Fair housing groups filed a federal discrimination lawsuit against Bank of America on Tuesday claiming that the lender unfairly exposed minority communities to more crime, poor quality of life and economic harm by failing to maintain and market its foreclosed homes in predominantly black and Latino neighborhoods.

The complaint filed in U.S. District Court in Maryland asserts that bank-owned homes in communities of color are more likely to have overgrown grass, unsecured doors, and attract health and safety problems compared to better maintained homes located in predominantly white communities.

The complaint is based on an eight-year investigation conducted by the Washington-based National Fair Housing Alliance and several housing groups nationwide, which examined the conditions of more than 1,600 Bank of America-owned foreclosed homes across 37 metropolitan areas, including Prince George’s County and Baltimore. The lawsuit also names as a defendant Safeguard Properties Management, the company that has been in charge of preserving and maintaining properties owned by Bank of America.

“NFHA and the co-plaintiffs filed this lawsuit to make sure that these discriminatory practices come to an end and that perpetrators like Bank of America are held responsible for their unjust policies and practices,” said Lisa Rice, president and chief executive of the National Fair Housing Alliance, in a statement.

In a statement Tuesday, Bank of America said “the allegations are without merit. We apply uniform practices to the management and marketing of vacant bank-owned properties across the U.S., regardless of their location.”

The bank also has questioned the alliance’s methods for investigating properties, replying to allegations of discrimination made in a 2016 complaint to the Department of Housing and Urban Development, that the advocates “faulted the bank for properties that other entities had the responsibility to maintain and market, expressly declined to consider properties under repair, and included properties the bank had agreed to donate to local groups.”

Safeguard said it has yet to be served with the lawsuit but that it “neither condones nor tolerates acts of discrimination or business practices that would unfairly target or neglect certain neighborhoods based on location and demographics.”

“Safeguard remains disappointed by the National Fair Housing Alliance’s (NFHA) continued attack on Safeguard with ill-conceived and disingenuous allegations of an extremely serious nature, and we will again vigorously defend against any and all of NFHA’s allegations,” the company said Tuesday in a statement.

The lawsuit against Safeguard and Bank of America is part of a string of legal actions fair housing advocates have taken against several lenders nationwide that aim to address allegations of discrimination by banks in predominantly African American and Latino communities.

The “discriminatory conduct and perpetuation of residential segregation” has subjected minority neighborhoods to “deteriorating and dilapidated living conditions,” denied residents “opportunities for neighborhood stabilization and economic recovery,” and “harmed in the value of their home investments.”
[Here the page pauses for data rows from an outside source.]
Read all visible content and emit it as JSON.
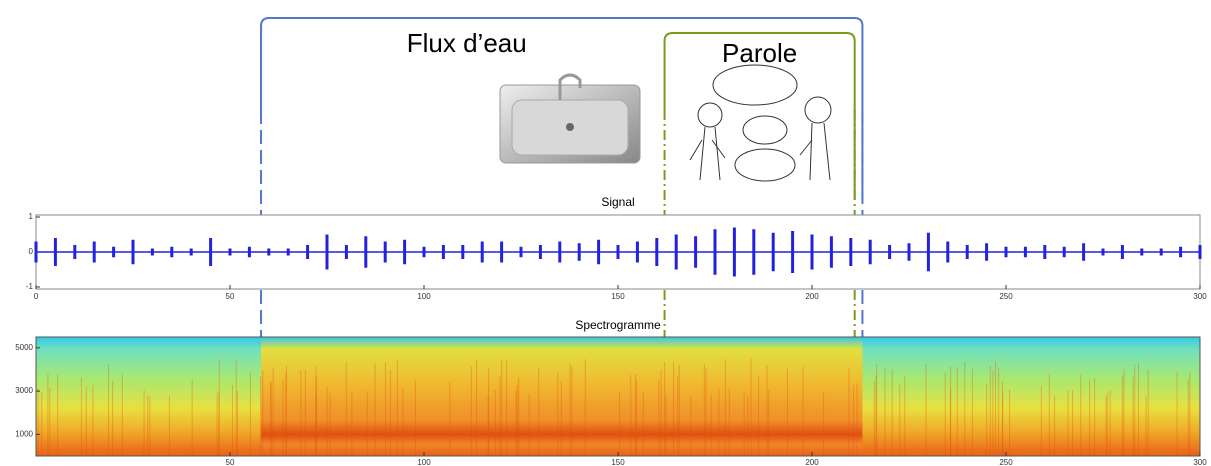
{
  "annotations": {
    "water": {
      "label": "Flux d’eau",
      "xrange": [
        58,
        213
      ]
    },
    "speech": {
      "label": "Parole",
      "xrange": [
        162,
        211
      ]
    }
  },
  "chart_data": [
    {
      "type": "line",
      "title": "Signal",
      "color": "#2222dd",
      "x": [
        0,
        5,
        10,
        15,
        20,
        25,
        30,
        35,
        40,
        45,
        50,
        55,
        60,
        65,
        70,
        75,
        80,
        85,
        90,
        95,
        100,
        105,
        110,
        115,
        120,
        125,
        130,
        135,
        140,
        145,
        150,
        155,
        160,
        165,
        170,
        175,
        180,
        185,
        190,
        195,
        200,
        205,
        210,
        215,
        220,
        225,
        230,
        235,
        240,
        245,
        250,
        255,
        260,
        265,
        270,
        275,
        280,
        285,
        290,
        295,
        300
      ],
      "values": [
        0.3,
        0.4,
        0.2,
        0.3,
        0.15,
        0.35,
        0.1,
        0.15,
        0.1,
        0.4,
        0.1,
        0.15,
        0.1,
        0.1,
        0.2,
        0.5,
        0.2,
        0.45,
        0.3,
        0.35,
        0.15,
        0.2,
        0.2,
        0.3,
        0.3,
        0.15,
        0.2,
        0.3,
        0.25,
        0.35,
        0.2,
        0.3,
        0.4,
        0.5,
        0.45,
        0.65,
        0.7,
        0.65,
        0.55,
        0.6,
        0.5,
        0.45,
        0.4,
        0.35,
        0.2,
        0.25,
        0.55,
        0.3,
        0.2,
        0.25,
        0.15,
        0.15,
        0.2,
        0.15,
        0.25,
        0.1,
        0.2,
        0.1,
        0.1,
        0.15,
        0.2
      ],
      "xlim": [
        0,
        300
      ],
      "xticks": [
        0,
        50,
        100,
        150,
        200,
        250,
        300
      ],
      "ylim": [
        -1,
        1
      ],
      "yticks": [
        -1,
        0,
        1
      ]
    },
    {
      "type": "heatmap",
      "title": "Spectrogramme",
      "xlim": [
        0,
        300
      ],
      "xticks": [
        50,
        100,
        150,
        200,
        250,
        300
      ],
      "ylim": [
        0,
        5500
      ],
      "yticks": [
        1000,
        3000,
        5000
      ]
    }
  ]
}
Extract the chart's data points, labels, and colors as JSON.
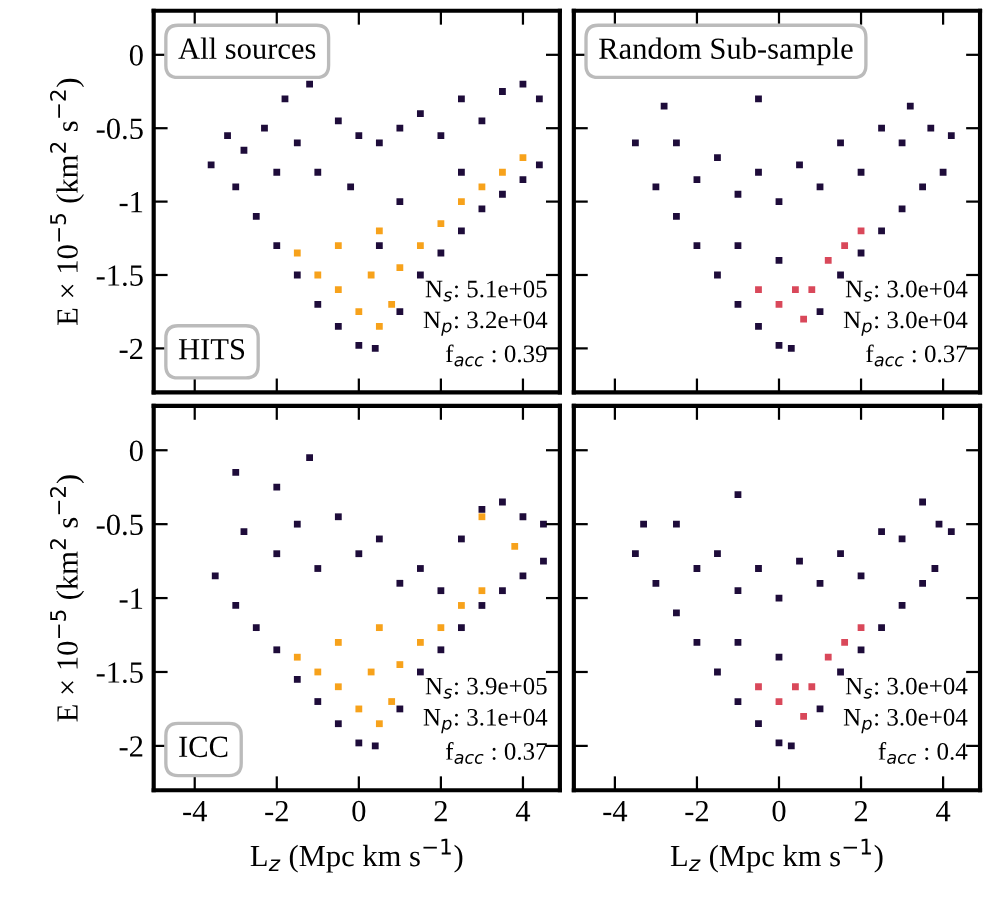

The lawsuit, similar to others filed in recent years in federal courts in California, specifically claims Bank of America and Safeguard are in violation of the Fair Housing Act of 1968.

Investigators with fair-housing groups across the country regularly visited and photographed Bank of America-owned homes, checking for deficiencies such as trash, overgrown yards, unsecured doors and other signs of neglect, the lawsuit states. They found, it said, that homes in communities of color were more likely to have boarded-up windows and doors, littered yards and unruly lawns.

The lawsuit contends about 46 percent of Bank of American-owned homes in minority communities had 10 or more deficiencies compared to 17 percent in predominantly white neighborhoods.

Investigators repeatedly visited homes over the course of years but often found the conditions did not improve or worsened. They also checked to see whether the home was being marketed for sale as a way to gauge whether it might stand vacant so long the blight would worsen, and banks are failing to do that sales marketing, the lawsuit claims.

“The failure to maintain real estate owned by banks in minority communities is a continuation of the well-documented history of residential discrimination against minorities and minority neighborhoods in this country by many financial institutions,” the lawsuit asserts.